I have never been in a submarine, so when I was loafing around the island of Cozumel this Thanksgiving and saw an Atlantis submarine dock, I could not resist temptation to embark on a little adventure. It wasn't quite 20,000 leagues under the sea, but the ensuing magical mystery tour was worth every little penny they asked for it. And since the submarine allegedly cost $4.5 million, they did ask a lot. Had I melted all those hypothetical pennies together, I would have gotten enough copper to assemble a Navy grade high-current dynamo.

The first order of business before the departure was a cautionary lecture about the magnitude of underwater pressure which was clearly sufficient to flatten a shot put ball into a giant cookie tray. When we were finished listening to the engrossing safety drill, a commanding suntanned operator herded us onto sleek looking Santa Anna which then ferried us to the dive site. The sea was unusually boisterous, so crossing from the boat to the submarine resembled changing horses in full gallop. Several balance impaired passengers had to use all the available railing to negotiate the bucking gangplank. But once we descended a narrow ladder into the interior of a cylindrical vessel, we felt we had just passed through the eye of a Star Gate. All of a sudden, everything was cosmically quiet.

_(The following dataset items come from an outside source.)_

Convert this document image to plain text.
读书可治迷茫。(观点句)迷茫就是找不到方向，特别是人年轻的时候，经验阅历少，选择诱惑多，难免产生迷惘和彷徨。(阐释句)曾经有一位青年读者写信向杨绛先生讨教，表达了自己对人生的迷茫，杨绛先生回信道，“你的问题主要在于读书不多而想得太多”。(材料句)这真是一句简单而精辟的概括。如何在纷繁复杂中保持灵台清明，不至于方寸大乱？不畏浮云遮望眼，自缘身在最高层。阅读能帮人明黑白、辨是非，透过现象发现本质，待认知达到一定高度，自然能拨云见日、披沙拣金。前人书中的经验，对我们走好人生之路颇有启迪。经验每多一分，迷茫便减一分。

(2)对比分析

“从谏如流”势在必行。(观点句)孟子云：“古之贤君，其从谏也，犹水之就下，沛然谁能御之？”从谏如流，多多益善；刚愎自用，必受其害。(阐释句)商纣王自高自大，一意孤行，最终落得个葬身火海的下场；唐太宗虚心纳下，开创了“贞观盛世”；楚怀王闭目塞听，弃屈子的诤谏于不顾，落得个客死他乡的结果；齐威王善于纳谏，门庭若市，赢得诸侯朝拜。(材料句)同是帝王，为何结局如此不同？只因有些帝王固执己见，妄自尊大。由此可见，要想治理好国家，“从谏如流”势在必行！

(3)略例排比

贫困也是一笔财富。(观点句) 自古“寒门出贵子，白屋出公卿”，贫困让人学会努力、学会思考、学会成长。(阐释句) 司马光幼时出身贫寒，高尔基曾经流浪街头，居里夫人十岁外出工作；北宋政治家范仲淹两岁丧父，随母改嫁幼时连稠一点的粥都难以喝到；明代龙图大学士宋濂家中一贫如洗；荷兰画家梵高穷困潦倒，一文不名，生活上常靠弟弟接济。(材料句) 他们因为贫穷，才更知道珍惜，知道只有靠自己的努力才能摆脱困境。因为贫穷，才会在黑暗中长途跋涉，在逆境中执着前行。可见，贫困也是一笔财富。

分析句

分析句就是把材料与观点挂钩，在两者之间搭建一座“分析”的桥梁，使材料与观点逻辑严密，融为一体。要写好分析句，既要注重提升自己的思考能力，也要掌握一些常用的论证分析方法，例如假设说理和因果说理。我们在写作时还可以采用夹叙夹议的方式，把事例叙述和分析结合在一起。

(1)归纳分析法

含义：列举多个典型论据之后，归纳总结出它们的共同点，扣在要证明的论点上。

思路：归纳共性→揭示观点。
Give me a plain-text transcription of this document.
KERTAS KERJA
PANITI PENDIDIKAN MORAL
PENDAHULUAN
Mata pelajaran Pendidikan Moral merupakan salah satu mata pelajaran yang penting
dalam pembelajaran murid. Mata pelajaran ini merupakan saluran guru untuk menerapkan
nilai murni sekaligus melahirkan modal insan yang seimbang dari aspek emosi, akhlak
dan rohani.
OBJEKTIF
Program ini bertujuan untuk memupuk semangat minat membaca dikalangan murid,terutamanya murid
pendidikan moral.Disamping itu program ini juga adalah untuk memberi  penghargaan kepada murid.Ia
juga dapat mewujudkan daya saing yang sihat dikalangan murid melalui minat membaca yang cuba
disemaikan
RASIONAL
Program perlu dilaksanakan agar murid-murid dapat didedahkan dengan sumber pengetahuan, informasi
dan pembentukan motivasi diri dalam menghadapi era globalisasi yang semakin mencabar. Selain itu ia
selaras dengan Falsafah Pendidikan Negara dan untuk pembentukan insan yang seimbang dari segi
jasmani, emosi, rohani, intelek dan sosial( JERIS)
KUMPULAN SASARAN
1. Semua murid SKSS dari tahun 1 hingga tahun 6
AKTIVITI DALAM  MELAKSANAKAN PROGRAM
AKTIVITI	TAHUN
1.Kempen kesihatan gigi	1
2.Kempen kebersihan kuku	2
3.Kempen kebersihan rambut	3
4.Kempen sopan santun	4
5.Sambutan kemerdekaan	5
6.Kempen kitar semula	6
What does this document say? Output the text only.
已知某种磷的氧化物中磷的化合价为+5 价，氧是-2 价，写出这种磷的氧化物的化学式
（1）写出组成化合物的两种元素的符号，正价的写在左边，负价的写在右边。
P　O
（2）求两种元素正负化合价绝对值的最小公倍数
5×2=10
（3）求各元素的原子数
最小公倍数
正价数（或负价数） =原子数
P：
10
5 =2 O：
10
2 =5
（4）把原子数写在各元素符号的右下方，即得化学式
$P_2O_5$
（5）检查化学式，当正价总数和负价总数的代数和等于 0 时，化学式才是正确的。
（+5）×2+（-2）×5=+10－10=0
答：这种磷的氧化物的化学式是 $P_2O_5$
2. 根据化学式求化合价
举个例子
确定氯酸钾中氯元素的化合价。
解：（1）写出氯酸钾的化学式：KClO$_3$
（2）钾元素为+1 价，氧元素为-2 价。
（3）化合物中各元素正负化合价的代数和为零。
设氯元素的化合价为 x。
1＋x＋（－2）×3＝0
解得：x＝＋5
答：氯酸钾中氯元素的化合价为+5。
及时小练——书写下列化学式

Captain flipped on bunch of switches and soon we submerged into an alluring chiaroscuro. We have entered the other planet, the world ruled by different laws than our own. The Universe where elongated shapes laugh at the face of gravity and where elegance is a mode of being rather than a fashion statement. When our eyes adjusted we could admire the mushy textures of underwater plants, the permeating undulation of the surrounding medium and the brazen colors of subtropical fish. Sometimes they swam within feet from our thick windows. We were looking each other squarely in the eye with disconcerting indifference. Separated by a few feet, yet worlds apart. We belonged to Universes of vastly different pressures. It was clear that we would never live in each other's neighborhood.

Shortly after this trip I was sitting in a subway car on Washington's orange line and looked around at my fellow passengers. It felt like we were all riding in our own personal submarines. We all carry our joys and sorrows with us, our personal tragedies and comedies neatly sequestered behind thin windows of our eyes. We look at each other at times, but we know we belong to Universes of vastly different pressures. Separated by a few feet, yet worlds apart.